The Strategist

Spain: 300 days without government, still goes strong

08/29/2016 - 13:56

Growing consumer spending and exports lifted Spain's economy by 0.8% in the II quarter in the annual comparison, the country's statistics agency reported. According to estimates of its experts, the economy could grow by about 3% by the end of 2016.

beamillion via flickr
beamillion via flickr
Since December last year, the country has been running virtually without a government, yet the economy is still showing a steady growth. Despite the uncertainty, the Spaniards in 2016 spend more than in 2015, mainly due to growth of jobs, wages, and lower oil prices. Negative interest rates lowered monthly mortgage costs.

"However, this is an auto piloted growth", - Daniele Antonucci, a Managing Director of Morgan Stanley, told WSJ. He also warned that Spain would have to tighten its belt in the following year due to need to cut budget spending in order to achieve targets of the budget deficit. Antonucci is sure that political situation is the main factor to determine amount of budget cuts.

Above politics, the country’s economy would also be affected by growing oil prices, and decline in exports to the United Kingdom given the weakening pound, says Ignacio de la Torre, a Chief Economist at Arcano. "We’ve had a tailwind in 2016, which we won’t have in 2017" - he warned.

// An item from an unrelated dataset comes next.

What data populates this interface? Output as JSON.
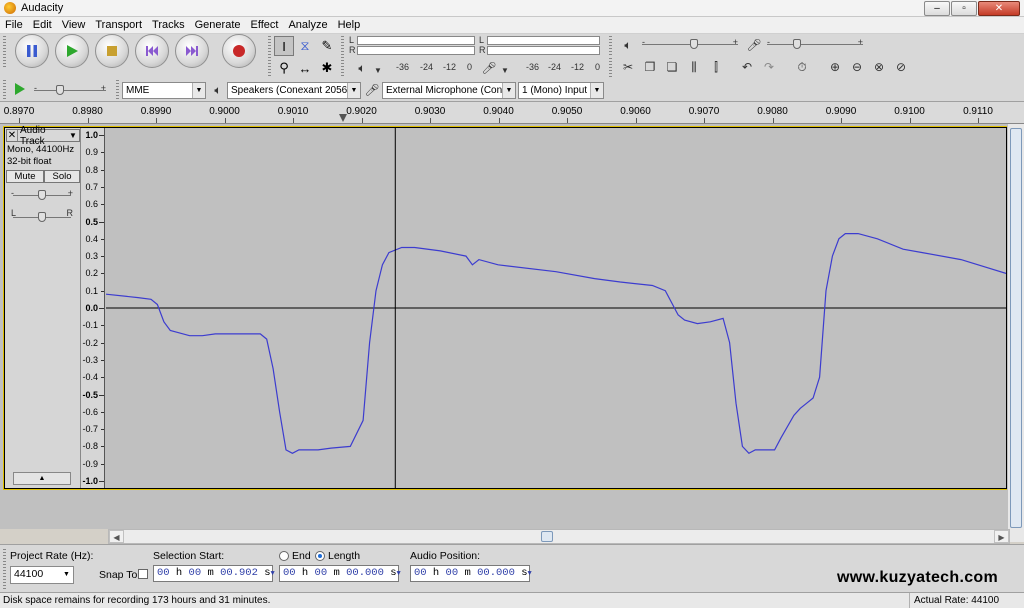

The political crisis has already started to affect the economy, writes the Financial Times. Empowered and authorized government could help it grow even faster. Miguel Cardoso, a Chief Economist for Spain at BBVA Research, the economy would grow by 3.5% in 2016 with a stable government. Some companies are cutting purchase and canceling planned investments, he explains. In 2017, decline in investment the economy hard. According to BBVA forecasts, GDP growth will be only 2.3%.

In July, the Spanish manufacturers have already recorded the first decline in customers’ demand in nearly three years, showed a survey of purchasing managers at IHS Markit. "Falling orders will reduce production and increase in staff," - says Andrew Harker, an economist at IHS Markit. Growth is slowing partly because companies are reluctant to invest in an uncertain environment, he said. 

At least, Spanish tourism industry is booming. The terrorist attacks in France and Turkey turned tourist traffic to the country. Number of employees in hotels and restaurants has grown accordingly. IHS Markit reported that a record 6 million foreign tourists stayed in Spanish hotels in July. During January – July, there were 28.3 million people, which is 11% more than the same period in 2015.

August 22, 2016 marks exactly 300 days of the country’s life without a government. Two months before the general parliamentary elections (20 December 2015), the government had lost the right to legislate. Prior to formation of a new cabinet, the old one remained only as a performer of its own developments, created in four preceding years.

The situation resulted from an election stalemate. The factions failed to reach an agreement on who should be the new Prime Minister. Time passed, the Parliament was dissolved on 2 May 2016, and new elections were held on June 26.

Today, history repeats itself. The political scales are balanced once again, and the Spaniards may well vote at the third general elections for the year.